Through the darkness, I see her make a face when she realizes it's locked. "Damn it," she grumbles. "Where's the key?"
She turns around and freezes when she spots me standing there. Her eyes widen in horror as she inhales sharply, holding the breath. She looks like she's about to piss herself.
"Wrong closet."
She exhales shakily. "I, uh… I just, I thought… I mean…"
She continues to stammer as I push away from the doorframe, pulling my hands from my pockets. She starts trembling when I come closer, her eyes fixating on the gloves I'm wearing.
"You know, Karissa once asked me what was in this box," I say. "I told her nothing. Not true, of course, because there's obviously something in there, but it wasn't exactly a lie. It's nothing she needed to worry about."
"I didn't know," Brandy says right away. "I was just looking, and I saw it, and I didn't know."
She has no excuse. We both know it.
She's just hoping I'll let it slide.
"Ask me what's in it," I say. "Go ahead… ask."
"What's in it?"
"How about I show you."
She tenses when I reach past her to open the drawer on the bedside stand, pulling out one of Karissa's discarded bobby pins. I bend it, holding it up toward Brandy.
"You see, there is no key to this box… there was, once, long ago, but I got rid of it. The only way to get into it is to force your way in."
It takes a moment for me to break into it, finding the right combination of movements to get the lock to disengage. It pops open, and I pull the lid off, setting it aside. I watch Brandy as her eyes curiously shift toward it, her brow furrowing when she looks inside.

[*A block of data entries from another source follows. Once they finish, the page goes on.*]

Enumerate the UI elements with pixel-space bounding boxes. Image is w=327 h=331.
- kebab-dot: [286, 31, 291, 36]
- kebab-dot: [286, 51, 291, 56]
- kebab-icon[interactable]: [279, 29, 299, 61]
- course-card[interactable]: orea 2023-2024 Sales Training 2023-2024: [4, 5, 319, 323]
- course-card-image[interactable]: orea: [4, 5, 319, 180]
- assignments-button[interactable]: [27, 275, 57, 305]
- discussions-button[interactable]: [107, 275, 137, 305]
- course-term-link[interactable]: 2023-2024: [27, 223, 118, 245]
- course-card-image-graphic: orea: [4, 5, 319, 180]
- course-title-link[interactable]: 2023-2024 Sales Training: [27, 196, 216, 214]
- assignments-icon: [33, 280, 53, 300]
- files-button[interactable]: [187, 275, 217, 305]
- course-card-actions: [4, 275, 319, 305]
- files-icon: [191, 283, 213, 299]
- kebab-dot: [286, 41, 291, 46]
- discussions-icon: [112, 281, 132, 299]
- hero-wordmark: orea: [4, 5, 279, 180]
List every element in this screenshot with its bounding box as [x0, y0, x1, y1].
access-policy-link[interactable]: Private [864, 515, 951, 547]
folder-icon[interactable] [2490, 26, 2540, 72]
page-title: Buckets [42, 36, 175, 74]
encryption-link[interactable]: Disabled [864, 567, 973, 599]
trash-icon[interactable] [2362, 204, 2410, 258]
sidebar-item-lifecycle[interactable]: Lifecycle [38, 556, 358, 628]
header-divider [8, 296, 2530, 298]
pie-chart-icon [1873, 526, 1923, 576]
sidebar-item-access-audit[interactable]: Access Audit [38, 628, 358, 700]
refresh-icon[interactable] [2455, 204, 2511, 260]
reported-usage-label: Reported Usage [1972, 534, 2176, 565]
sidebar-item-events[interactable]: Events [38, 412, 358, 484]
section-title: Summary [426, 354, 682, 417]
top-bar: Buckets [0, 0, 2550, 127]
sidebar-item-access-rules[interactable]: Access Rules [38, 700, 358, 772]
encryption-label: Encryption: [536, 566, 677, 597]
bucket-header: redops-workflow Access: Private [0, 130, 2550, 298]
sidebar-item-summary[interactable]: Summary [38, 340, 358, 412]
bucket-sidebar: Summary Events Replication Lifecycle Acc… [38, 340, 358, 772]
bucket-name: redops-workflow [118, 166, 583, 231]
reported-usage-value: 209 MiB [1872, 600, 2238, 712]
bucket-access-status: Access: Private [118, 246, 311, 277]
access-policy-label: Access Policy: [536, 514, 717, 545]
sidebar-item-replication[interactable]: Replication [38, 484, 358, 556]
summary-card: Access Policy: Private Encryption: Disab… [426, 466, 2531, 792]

"It's my life," I tell her. I haven't opened the box in a long, long time, since I locked it years ago. "Or the life I used to have, anyway. After my wife died, I locked the little we shared in this box and tucked it away. The rest I burned. I buried the memories under a mound of rage, and I continued on, forgetting this man." I motion toward the box. "Because I became this one instead." I motion toward myself.
She eyes me warily.
I shift the papers around on the top of the box—marriage certificate, Maria's death certificate, the deed to the house we owned—to weed through the rest of the contents. Maria's something old, something new, something borrowed and something blue from the wedding, and a few of her prized possessions, pieces of her I wasn't yet ready to let go of back then. There's a rattle in here, the only thing we ever bought for the baby… the only thing Maria had a chance to pick out. Photos, lots and lots of photos, and finally, at the very bottom, I fish out our wedding bands. I hold her engagement ring up, the diamond shining as it hits the moonlight streaming through the window.
"You know what I did to buy this ring?" I ask. "Do you know what an eighteen-year-old kid does to afford a diamond this big?"